Gradient estimates for a simple nonlinear heat equation on manifolds

TL;DR

This paper derives gradient estimates for positive solutions to a nonlinear heat equation on compact Riemannian manifolds with non-negative Ricci curvature, linking the equation to Perelman's W-functional and Log-Sobolev inequalities.

Contribution

It provides new gradient estimates for a nonlinear heat equation related to Perelman's W-functional on manifolds with non-negative Ricci curvature.

Findings

Established gradient bounds for solutions to the nonlinear heat equation.

Connected the heat flow to Log-Sobolev inequalities and scalar curvature.

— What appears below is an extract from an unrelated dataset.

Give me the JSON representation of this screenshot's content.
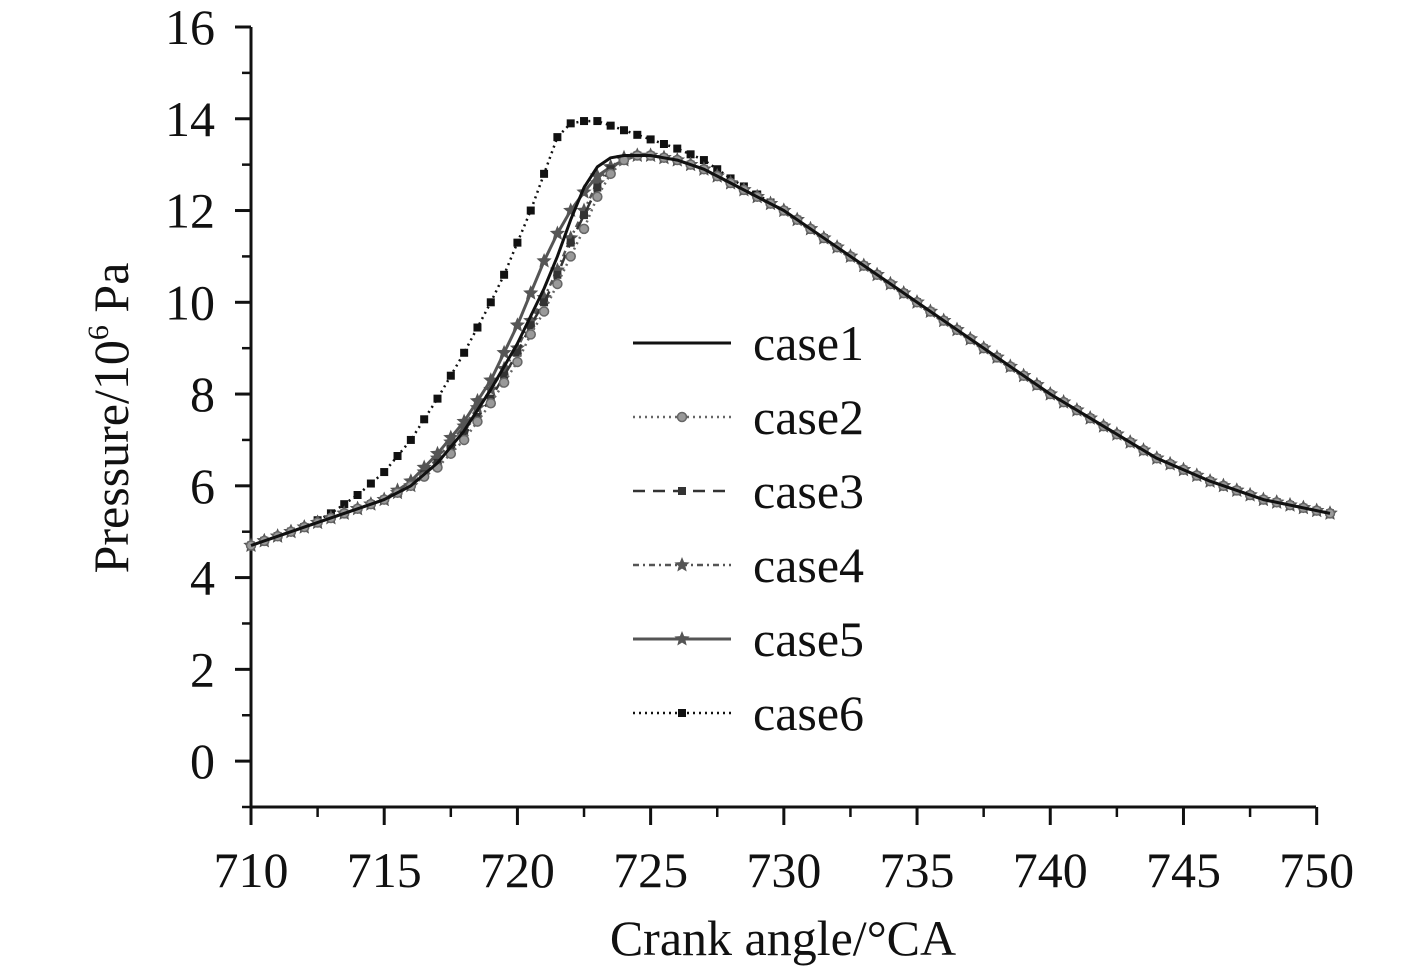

Extended understanding of heat equations on curved manifolds.

Abstract

In this paper, we study the gradient estimate for positive solutions to the following nonlinear heat equation problem $$ u_t-\Delta u=au\log u+Vu, \ \ u>0 $$ on the compact Riemannian manifold $(M,g)$ of dimension $n$ and with non-negative Ricci curvature. Here $a\leq 0$ is a constant, $V$ is a smooth function on $M$ with $-\Delta V\leq A$ for some positive constant $A$. This heat equation is a basic evolution equation and it can be considered as the negative gradient heat flow to $W$-functional (introduced by G.Perelman), which is the Log-Sobolev inequalities on the Riemannian manifold and $V$ corresponds to the scalar curvature.